The Miracles of Water (and the 9 Natural Doctors) by Sandra Horner (2005)
This book explains the natural ways to maintaining good health, and how to treat illnesses. There are 31 chapters, split up into four major sections: The 9 Natural Doctors, Doctor Nutrition, Lifestyle Diseases, and only 9 chapters under the heading “Miracles of Water”, with even 2 of them not directly related to water. This makes me think that perhaps the book could be better titled, as the main emphasis is not on water.
As the author states in the “Acknowledgements” section, this book owes a lot of its material to the writings of Calvin and Agatha Thrash of Uchee Pines. This book actually distills some of the best material in their books down into an easily-carried, small book that makes it very useful. It is written particularly with the Indian/Nepali circumstances in mind, and the color pics are very attractive in illustrating points.
In talking about cancer, the book doesn’t cover what i think is one of the most common causes – which is too much sunshine. Having a brother who has gone under the knife twice for this kind of cancer, and having “pre-cancer” skin problems of my own, this is a serious omission, but again, in light of the intended audience in India, perhaps it is not such a problem among them.
The subjects are very comprehensive for such a small book, covering even the “hot” topics of spices and tea. So many people tell me “It’s our culture to use these things”, expecting me to agree that we should respect the culture we are in. I usually reply that we, as Seventh-day Adventist Christians, accept the good things in the culture, and reject the bad things. The culture here is to pray to idols, but we don’t do that, do we? Whenever the culture clashes with Jesus, we choose Jesus every time. If the culture uses spices and tea, reject that part of the culture, replacing those things with something God can approve of.

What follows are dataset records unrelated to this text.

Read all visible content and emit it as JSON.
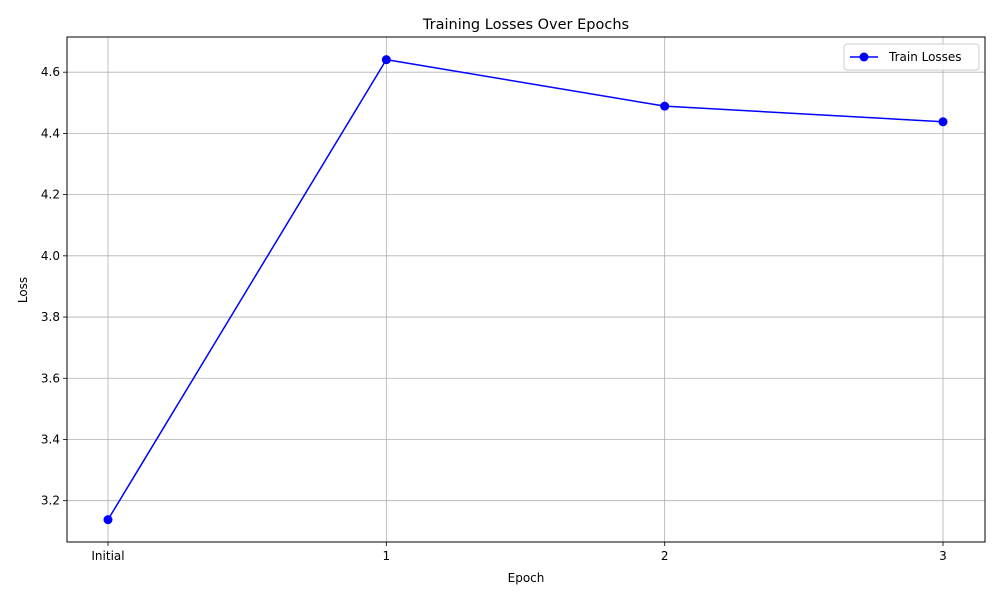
{
  "chart_data": {
    "type": "line",
    "title": "Training Losses Over Epochs",
    "xlabel": "Epoch",
    "ylabel": "Loss",
    "categories": [
      "Initial",
      "1",
      "2",
      "3"
    ],
    "series": [
      {
        "name": "Train Losses",
        "values": [
          3.138,
          4.641,
          4.489,
          4.438
        ],
        "color": "#0000ff",
        "marker": "circle"
      }
    ],
    "ylim": [
      3.065,
      4.715
    ],
    "yticks": [
      3.2,
      3.4,
      3.6,
      3.8,
      4.0,
      4.2,
      4.4,
      4.6
    ],
    "ytick_labels": [
      "3.2",
      "3.4",
      "3.6",
      "3.8",
      "4.0",
      "4.2",
      "4.4",
      "4.6"
    ],
    "grid": true,
    "legend_position": "top-right"
  }
}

Having grown up following most everything in this book, there is little new information for me, except that i didn’t know ginger is considered an “irritating spice”, and didn’t know that large starch molecules can adversely affect the brain.. Ginger is not in the harmful category, and when i asked the author, was told that it can be used as medicine, but not to be used on a regular basis. I sure remember many cold nites in Japan when i put some ginger paste or cut up some pieces and put in with my udon noodle soup, and it warmed my whole body up from the insides it seemed. But maybe it was not so good to use, or maybe it is OK to warm up a body once in a while, i don’t know.
The sources given for the various vitamins and minerals do not seem to have been thoroughly investigated. For example, the sources given for Vitamin C are “Citrus fruit, cabbage, and potatoes”. Well, cabbage and potatoes are actually poor sources of Vitamin C. Guava, which is readily available in India, has almost 3 times as much Vitamin C as an orange (per 100g), and stir-fry green pepper has more than double that of oranges, and over 10 times the amount of Vitamin C as a potato! In the Vitamin A category, sweet potatoes are not even listed, yet are actually the highest source of Vitamin A among commonly available foods.
I hope that the book can be widely spread, and that it will be a reference source to be followed in lifestyle and treating illnesses, especially for those trying to follow the Lord in southern Asia.